(Tóquio) Os desertores norte-coreanos colocaram simbolicamente o líder Kim Jong Un no banco dos réus na quinta-feira em Tóquio para ser responsabilizado pelo antigo programa de repatriação do Japão, que foi descrito como “sequestro estatal”.
Este caso judicial incomum visa responsabilizar o governo de Pyongyang por um programa polêmico que viu mais de 90.000 pessoas deixarem o Japão para a Coreia do Norte entre 1959 e 1984.
Este programa tinha como alvo principal os coreanos que viviam no arquipélago japonês, bem como seus cônjuges japoneses, atraídos pela propaganda que prometia “o paraíso na terra” na Coréia do Norte comunista.
Cinco participantes do programa de repatriação que mais tarde fugiram do norte estão reivindicando 100 milhões de ienes (US $ 1,1 milhão canadenses) em compensação e entraram com o caso na quinta-feira em um tribunal de Tóquio.
Eles acusam Pyongyang de ter “enganado os querelantes declarando-os falsamente para serem transportados para a Coreia do Norte” e “os forçado a viver em condições nas quais o gozo dos direitos humanos era geralmente impossível”.
Como o Japão e a Coréia do Norte não têm relações diplomáticas, Kim Jong Un é nominalmente visto como chefe de governo em Pyongyang.
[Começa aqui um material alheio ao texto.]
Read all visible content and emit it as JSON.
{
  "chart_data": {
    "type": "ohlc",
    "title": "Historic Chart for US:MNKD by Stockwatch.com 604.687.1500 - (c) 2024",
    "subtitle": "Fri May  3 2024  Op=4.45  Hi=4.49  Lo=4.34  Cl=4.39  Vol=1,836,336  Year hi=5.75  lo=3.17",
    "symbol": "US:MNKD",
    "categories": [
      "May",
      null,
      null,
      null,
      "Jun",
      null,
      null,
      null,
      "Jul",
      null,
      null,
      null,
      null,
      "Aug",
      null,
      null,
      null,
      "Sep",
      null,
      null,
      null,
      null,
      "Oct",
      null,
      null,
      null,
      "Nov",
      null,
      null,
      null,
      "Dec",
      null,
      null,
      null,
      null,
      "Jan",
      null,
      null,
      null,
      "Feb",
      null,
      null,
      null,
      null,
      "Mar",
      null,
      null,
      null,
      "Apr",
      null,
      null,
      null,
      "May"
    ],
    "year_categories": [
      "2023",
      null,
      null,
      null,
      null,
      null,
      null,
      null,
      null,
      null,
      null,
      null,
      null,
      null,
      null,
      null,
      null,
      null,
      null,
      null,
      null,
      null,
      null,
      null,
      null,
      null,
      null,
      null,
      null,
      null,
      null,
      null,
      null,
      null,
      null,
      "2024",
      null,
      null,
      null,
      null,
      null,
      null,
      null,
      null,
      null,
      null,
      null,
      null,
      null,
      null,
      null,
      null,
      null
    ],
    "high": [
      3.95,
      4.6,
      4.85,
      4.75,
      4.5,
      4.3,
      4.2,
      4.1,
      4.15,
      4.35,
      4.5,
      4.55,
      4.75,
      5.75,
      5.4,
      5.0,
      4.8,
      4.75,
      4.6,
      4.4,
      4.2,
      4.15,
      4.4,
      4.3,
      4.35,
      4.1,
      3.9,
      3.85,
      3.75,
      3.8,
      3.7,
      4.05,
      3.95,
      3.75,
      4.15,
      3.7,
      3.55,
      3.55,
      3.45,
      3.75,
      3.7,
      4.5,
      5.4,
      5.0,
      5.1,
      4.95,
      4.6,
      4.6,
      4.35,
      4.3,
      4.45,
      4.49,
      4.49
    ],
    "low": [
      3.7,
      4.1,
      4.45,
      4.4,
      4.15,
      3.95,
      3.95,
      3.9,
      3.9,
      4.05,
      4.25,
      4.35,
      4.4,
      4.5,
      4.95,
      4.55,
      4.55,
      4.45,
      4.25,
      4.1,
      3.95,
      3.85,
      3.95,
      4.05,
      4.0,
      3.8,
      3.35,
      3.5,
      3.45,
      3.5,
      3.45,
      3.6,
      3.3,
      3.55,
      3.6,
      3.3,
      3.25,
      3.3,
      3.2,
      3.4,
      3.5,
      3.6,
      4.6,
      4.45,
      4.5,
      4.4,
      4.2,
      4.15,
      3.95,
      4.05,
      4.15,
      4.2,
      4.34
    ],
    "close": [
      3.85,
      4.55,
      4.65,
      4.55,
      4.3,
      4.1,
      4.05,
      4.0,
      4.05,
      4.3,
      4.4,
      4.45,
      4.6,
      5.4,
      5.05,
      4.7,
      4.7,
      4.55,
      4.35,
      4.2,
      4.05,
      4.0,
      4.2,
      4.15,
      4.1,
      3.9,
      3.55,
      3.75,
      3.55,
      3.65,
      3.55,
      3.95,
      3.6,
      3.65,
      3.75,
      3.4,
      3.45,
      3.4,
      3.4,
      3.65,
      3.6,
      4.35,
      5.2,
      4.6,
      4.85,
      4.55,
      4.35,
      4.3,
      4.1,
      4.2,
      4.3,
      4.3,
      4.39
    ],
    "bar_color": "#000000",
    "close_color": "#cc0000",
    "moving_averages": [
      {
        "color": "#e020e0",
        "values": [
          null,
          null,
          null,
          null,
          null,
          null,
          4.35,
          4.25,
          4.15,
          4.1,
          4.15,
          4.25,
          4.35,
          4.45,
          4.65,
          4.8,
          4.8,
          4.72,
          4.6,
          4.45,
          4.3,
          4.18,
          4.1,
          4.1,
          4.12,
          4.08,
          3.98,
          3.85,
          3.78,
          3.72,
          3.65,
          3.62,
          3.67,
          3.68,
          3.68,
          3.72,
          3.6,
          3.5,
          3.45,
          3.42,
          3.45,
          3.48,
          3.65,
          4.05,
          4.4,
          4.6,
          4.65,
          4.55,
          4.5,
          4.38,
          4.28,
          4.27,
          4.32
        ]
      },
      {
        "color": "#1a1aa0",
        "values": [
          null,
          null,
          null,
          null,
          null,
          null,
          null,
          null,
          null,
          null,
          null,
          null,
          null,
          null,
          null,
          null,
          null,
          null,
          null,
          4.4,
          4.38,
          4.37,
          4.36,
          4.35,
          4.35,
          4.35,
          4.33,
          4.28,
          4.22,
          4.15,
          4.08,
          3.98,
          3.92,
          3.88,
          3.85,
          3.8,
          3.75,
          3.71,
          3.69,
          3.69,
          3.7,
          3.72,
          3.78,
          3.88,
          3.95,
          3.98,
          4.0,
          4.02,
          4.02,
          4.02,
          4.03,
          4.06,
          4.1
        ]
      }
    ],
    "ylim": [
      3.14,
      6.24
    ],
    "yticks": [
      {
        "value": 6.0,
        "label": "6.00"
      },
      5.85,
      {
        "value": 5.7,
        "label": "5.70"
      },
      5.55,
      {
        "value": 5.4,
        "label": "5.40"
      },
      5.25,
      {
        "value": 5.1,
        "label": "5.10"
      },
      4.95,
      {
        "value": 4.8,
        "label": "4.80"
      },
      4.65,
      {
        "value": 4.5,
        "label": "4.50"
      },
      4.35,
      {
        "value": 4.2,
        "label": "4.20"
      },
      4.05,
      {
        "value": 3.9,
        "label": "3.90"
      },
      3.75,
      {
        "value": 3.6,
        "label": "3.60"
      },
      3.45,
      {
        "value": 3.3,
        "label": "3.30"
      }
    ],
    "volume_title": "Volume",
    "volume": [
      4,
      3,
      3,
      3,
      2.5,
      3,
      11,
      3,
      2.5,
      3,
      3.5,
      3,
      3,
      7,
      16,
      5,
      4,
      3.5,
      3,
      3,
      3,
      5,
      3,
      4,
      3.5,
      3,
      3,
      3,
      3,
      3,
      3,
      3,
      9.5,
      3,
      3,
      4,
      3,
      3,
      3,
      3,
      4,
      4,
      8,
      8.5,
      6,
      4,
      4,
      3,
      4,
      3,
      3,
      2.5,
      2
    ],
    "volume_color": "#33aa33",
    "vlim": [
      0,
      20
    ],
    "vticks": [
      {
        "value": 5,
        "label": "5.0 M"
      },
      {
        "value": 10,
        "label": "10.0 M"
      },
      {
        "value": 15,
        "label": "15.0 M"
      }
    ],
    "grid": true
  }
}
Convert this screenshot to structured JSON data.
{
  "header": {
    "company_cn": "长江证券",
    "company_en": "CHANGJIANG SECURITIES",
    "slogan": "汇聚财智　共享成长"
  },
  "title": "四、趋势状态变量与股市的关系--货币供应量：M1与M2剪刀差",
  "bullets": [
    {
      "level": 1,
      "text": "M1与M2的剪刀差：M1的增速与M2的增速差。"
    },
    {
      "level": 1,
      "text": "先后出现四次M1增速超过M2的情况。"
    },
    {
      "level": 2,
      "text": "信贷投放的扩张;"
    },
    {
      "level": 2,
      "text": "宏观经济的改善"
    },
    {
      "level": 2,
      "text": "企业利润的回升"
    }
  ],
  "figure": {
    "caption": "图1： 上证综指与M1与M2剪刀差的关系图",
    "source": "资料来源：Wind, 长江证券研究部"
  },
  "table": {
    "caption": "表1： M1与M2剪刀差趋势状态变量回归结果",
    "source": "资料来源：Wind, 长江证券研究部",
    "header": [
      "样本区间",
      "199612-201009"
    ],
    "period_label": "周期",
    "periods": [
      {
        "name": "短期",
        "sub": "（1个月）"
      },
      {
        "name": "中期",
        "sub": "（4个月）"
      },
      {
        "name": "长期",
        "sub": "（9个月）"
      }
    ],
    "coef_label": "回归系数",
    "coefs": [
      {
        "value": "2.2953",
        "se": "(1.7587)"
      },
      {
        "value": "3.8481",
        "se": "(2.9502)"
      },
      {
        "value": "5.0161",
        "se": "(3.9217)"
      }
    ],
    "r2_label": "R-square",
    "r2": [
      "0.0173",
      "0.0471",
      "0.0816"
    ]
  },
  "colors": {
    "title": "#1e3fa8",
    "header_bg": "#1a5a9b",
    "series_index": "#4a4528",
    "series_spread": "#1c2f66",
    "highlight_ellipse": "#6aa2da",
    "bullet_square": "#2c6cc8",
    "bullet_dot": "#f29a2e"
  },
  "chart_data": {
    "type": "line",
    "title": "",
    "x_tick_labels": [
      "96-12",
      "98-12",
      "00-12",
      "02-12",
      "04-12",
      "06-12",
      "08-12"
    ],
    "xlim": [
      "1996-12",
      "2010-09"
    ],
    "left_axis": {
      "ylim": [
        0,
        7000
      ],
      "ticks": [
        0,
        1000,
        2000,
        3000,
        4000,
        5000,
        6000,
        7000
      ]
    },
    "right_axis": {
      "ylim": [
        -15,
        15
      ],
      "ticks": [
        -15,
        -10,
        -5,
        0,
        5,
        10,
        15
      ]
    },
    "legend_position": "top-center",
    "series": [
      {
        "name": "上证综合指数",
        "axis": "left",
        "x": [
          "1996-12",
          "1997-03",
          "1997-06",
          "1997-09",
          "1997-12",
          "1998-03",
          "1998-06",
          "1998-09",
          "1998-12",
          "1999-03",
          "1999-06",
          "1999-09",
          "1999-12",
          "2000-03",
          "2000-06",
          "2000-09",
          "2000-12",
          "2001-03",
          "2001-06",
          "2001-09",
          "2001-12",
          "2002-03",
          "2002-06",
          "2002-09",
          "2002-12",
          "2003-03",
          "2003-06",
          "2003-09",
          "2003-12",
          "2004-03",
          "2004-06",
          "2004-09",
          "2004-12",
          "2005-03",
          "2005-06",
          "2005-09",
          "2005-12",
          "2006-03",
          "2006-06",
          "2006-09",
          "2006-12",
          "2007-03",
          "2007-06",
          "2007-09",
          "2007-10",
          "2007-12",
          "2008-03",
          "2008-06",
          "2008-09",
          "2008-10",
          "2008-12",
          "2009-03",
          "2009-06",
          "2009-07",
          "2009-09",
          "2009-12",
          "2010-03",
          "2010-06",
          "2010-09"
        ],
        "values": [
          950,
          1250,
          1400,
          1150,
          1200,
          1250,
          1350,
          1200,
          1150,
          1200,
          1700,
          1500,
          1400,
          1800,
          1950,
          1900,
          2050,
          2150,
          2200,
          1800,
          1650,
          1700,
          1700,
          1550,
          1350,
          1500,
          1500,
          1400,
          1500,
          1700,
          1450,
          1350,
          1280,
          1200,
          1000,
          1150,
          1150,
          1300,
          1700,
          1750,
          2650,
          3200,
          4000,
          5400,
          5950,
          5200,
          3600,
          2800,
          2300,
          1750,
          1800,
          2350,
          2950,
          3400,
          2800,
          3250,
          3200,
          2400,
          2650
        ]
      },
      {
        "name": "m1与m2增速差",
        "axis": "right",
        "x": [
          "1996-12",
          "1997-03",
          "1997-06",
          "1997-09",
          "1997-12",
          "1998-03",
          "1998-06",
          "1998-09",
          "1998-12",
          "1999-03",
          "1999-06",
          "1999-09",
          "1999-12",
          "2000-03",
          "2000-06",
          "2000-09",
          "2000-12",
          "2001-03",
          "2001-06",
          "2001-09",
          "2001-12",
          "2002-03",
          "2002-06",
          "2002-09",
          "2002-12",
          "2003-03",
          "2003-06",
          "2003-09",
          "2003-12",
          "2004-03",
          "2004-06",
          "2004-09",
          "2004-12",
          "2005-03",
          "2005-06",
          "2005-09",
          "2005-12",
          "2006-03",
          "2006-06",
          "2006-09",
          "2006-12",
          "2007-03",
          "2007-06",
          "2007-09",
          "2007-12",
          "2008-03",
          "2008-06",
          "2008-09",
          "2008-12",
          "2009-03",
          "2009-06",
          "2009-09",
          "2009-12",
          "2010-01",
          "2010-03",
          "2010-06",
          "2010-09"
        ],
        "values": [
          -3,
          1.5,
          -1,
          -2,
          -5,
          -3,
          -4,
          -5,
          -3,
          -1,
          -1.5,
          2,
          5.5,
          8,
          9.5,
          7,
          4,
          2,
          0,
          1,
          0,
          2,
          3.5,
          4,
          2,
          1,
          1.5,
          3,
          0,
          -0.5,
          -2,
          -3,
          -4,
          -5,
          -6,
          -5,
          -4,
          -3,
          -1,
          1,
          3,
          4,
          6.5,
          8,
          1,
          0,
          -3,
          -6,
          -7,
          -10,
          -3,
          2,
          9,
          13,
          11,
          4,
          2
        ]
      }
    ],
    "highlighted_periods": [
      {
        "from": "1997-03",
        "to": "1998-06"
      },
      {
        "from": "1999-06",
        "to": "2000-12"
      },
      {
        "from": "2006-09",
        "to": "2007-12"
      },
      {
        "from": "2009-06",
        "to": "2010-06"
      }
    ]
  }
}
“Não esperamos que a Coréia do Norte aceite uma decisão ou pague uma indenização”, disse Kenji Fukuda, advogado dos demandantes, em entrevista coletiva no mês passado. “Mas esperamos que o governo japonês possa negociar com a Coréia do Norte” se o tribunal decidir a favor dos demandantes.
“Talvez com fome”
Um total de 93.340 pessoas participaram do programa de repatriação financiado por Pyongyang e implementado pelas sociedades da Cruz Vermelha do Japão e da Coreia do Norte. O governo japonês também apoiou esse plano, que seus críticos denunciaram como uma forma de Tóquio reduzir o número de coreanos que vivem no Japão.
Fukuda disse que os promotores vêem o governo norte-coreano como “a entidade mais responsável na organização”.
Parte da reclamação dos desertores está relacionada ao fato de serem separados de suas famílias, que estão presas na Coreia do Norte. Não sei o que aconteceu com minha família. Eiko Kawasaki, uma das denunciantes, disse em setembro: Eles podem ter contraído o coronavírus e alguns deles podem ter morrido de fome.
“Os promotores desejam salvar aqueles que vivem e ainda sofrem na Coreia do Norte”, disse Hiroaki Saeki, chefe de um grupo de apoio aos desertores que participaram do programa, à AFP na quinta-feira.
Durante a colonização da Península Coreana por Tóquio entre 1910 e 1945, milhões de coreanos partiram para o Japão, voluntariamente ou contra sua vontade. Quando o Japão se rendeu no final da Segunda Guerra Mundial, centenas de milhares de indígenas coreanos permaneceram relutantes em retornar ao seu país devastado.
Eles perderam a cidadania japonesa e ficaram apátridas. Muitos acreditavam em filmes de propaganda que retratavam uma vida idílica na Coreia do Norte, com sistemas de saúde e educação gratuitos e empregos e moradia garantidos. Mas a situação real era completamente diferente, dominada pela pobreza e pela fome.
Os autores do processo iniciaram o processo em 2018. A decisão deve ser marcada para quinta-feira.